Labour’s key election pledge to rescue the ailing NHS with an extra £2.5bn a year has begun to unravel after the party admitted that the money would not be available until halfway through the next parliament.
The party has confirmed that none of the £2.5bn pledge, which formed the centrepiece of Ed Miliband’s speech to its conference in Manchester, would be raised in the first year of a Labour government.
Only an unspecified amount would be available in the second year, because Labour would need to steer a budget through parliament and pass legislation before its planned mansion tax, levy on tobacco firms and tax avoidance crackdown would yield any income.
Labour clarified the policy after the Guardian asked Miliband and Ed Balls, the shadow chancellor, for further details of its NHS spending plans for 2015 to 2020.
The disclosure sparked a row, with the coalition parties accusing Labour of deceit and “hypocritical posturing” over an issue it hopes will help it win the general election on 7 May next year.
Labour said last month that its Time to Care Fund would help save and transform the NHS, which is struggling under rising demand and an unprecedented financial squeeze, by giving it an extra £2.5bn a year to recruit 20,000 nurses, 8,000 GPs, 5,000 careworkers and 3,000 midwives.
Miliband did not, however, mention that the policy would take time to phase in and would not produce the £2.5bn until 2017-18, depriving the health service of several billion pounds in the meantime.

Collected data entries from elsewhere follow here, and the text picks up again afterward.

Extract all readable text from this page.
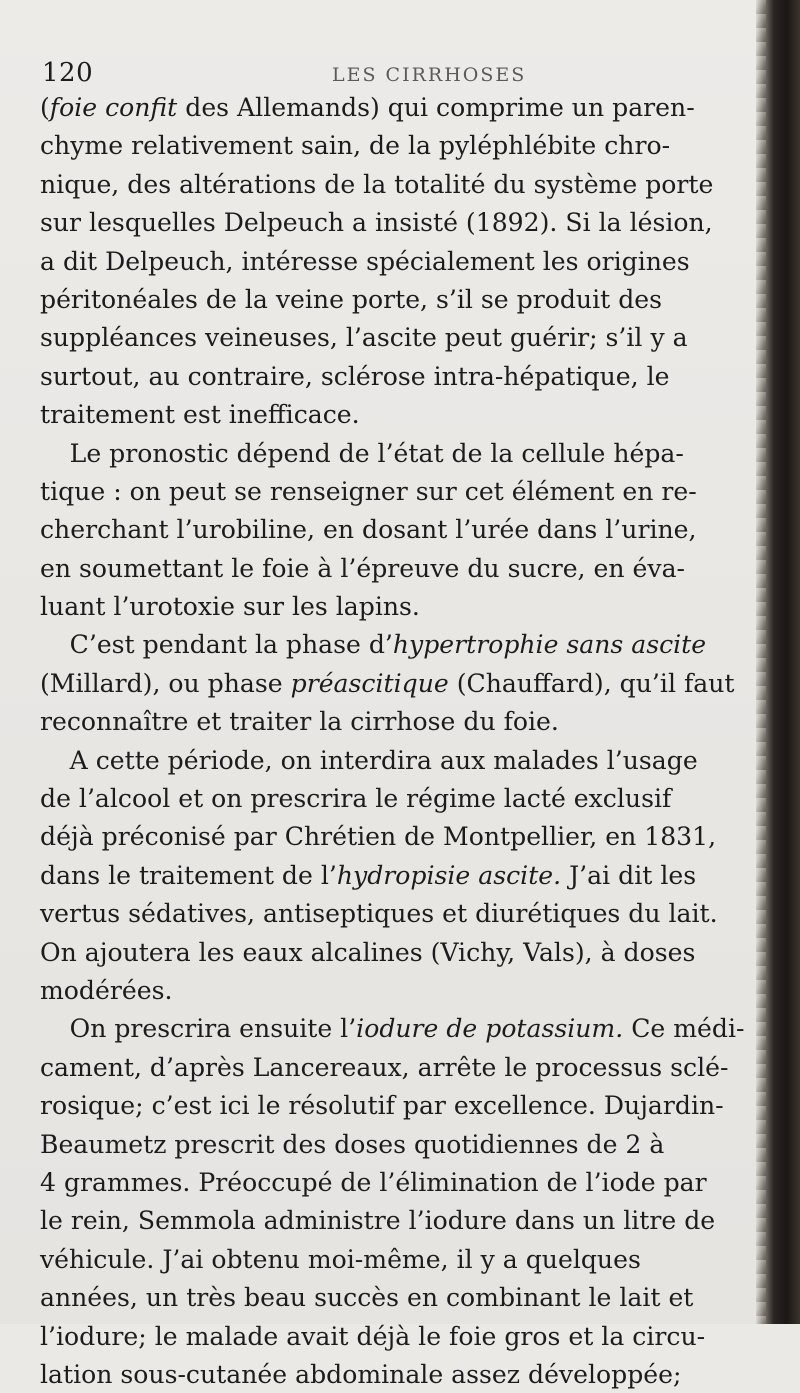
120	LES CIRRHOSES
(foie confit des Allemands) qui comprime un paren-
chyme relativement sain, de la pyléphlébite chro-
nique, des altérations de la totalité du système porte
sur lesquelles Delpeuch a insisté (1892). Si la lésion,
a dit Delpeuch, intéresse spécialement les origines
péritonéales de la veine porte, s’il se produit des
suppléances veineuses, l’ascite peut guérir; s’il y a
surtout, au contraire, sclérose intra-hépatique, le
traitement est inefficace.
Le pronostic dépend de l’état de la cellule hépa-
tique : on peut se renseigner sur cet élément en re-
cherchant l’urobiline, en dosant l’urée dans l’urine,
en soumettant le foie à l’épreuve du sucre, en éva-
luant l’urotoxie sur les lapins.
C’est pendant la phase d’hypertrophie sans ascite
(Millard), ou phase préascitique (Chauffard), qu’il faut
reconnaître et traiter la cirrhose du foie.
A cette période, on interdira aux malades l’usage
de l’alcool et on prescrira le régime lacté exclusif
déjà préconisé par Chrétien de Montpellier, en 1831,
dans le traitement de l’hydropisie ascite. J’ai dit les
vertus sédatives, antiseptiques et diurétiques du lait.
On ajoutera les eaux alcalines (Vichy, Vals), à doses
modérées.
On prescrira ensuite l’iodure de potassium. Ce médi-
cament, d’après Lancereaux, arrête le processus sclé-
rosique; c’est ici le résolutif par excellence. Dujardin-
Beaumetz prescrit des doses quotidiennes de 2 à
4 grammes. Préoccupé de l’élimination de l’iode par
le rein, Semmola administre l’iodure dans un litre de
véhicule. J’ai obtenu moi-même, il y a quelques
années, un très beau succès en combinant le lait et
l’iodure; le malade avait déjà le foie gros et la circu-
lation sous-cutanée abdominale assez développée;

“The centrepiece of Labour’s conference now lies in tatters. We have consistently said that the measures Ed Miliband set out wouldn’t raise anything like what he promised and now it’s clear that even the shadow chancellor agrees”, said the health secretary, Jeremy Hunt.
“NHS patients and staff deserve better than dishonesty and hypocritical posturing, which is why we have actually delivered a real-term rise for the NHS this parliament bigger than Labour’s pledge and have said that a Conservative government would continue to protect and increase the budget in the next.”
Norman Lamb, the Liberal Democrat health minister, was also highly critical of Labour’s presentation. “They have been found out. This turns out to be an attempt to deceive people. The policy is less than a fortnight old and it has completely unravelled. How did they think they could get away with it?” he said.
“Labour claim to be the party of the NHS, but you can’t protect the NHS if you can’t manage the economy. Labour haven’t come clean about their NHS funding figures and now the true story is appearing.”
The Conservatives have pledged to continue giving the NHS real-terms increases in its budget throughout the five years of the next parliament. The Liberal Democrats plan to do the same and to give it a further £1bn a year from 2016.
Labour is committed to maintaining the ringfence around Department of Health spending if it wins power, but the party have only clarified their position since Miliband’s 23 September speech, when he failed to mention this issue. That would mean increasing the department’s budget by just over £2bn in the current financial year to £115.1bn in 2015-16.
Sources close to Balls said Labour would take power when the 2015-16 financial year had already started and would need to implement the measures intended to realise the £2.5bn before the money would start coming in.
“Through our Time to Care Fund, we will be able to allocate £2.5bn a year more than the Tory plans we inherit by raising additional revenue from the wealthiest in society,” a Labour spokesman said. “This is additional revenue through measures such as a mansion tax and a levy on tobacco firms which the Conservative party has said it opposes.”
Miliband had made clear that Labour would not borrow more to pay for the extra funding as it would not spend money it did not have, the spokesman added.
Acknowledging the gradual realisation of the hoped-for revenues, he said: “We will introduce these revenue-raising measures at the start of the next parliament, so that revenues are available from the first full financial year of a Labour government. And our aim is to build up the £2.5bn a year fund as quickly as we can in the next parliament.”
Neither of the coalition parties had backed Labour’s extra £2.5bn, he said.
Prof Chris Ham, the chief executive of the King’s Fund health thinktank, called on Labour to clarify its plans.
“NHS leaders need certainty to manage budgets and plan services for patients. Having raised expectations, Labour needs to make clear exactly how much, and when, additional funding will be provided to relieve the unprecedented pressures on NHS budgets.”
Christina McAnea, the head of health at the Unison union, said Labour needed to think carefully about its NHS pledges because it was still the party most trusted on the service. Miliband needed to be ready to give the NHS more money as soon as it takes office, she said.
Rachael Maskell, the head of health at the Unite union, said Labour may be holding back details of the extra money it plans to give the NHS, and that its plan to integrate health and social care services in order to keep people healthier at home, may help save money.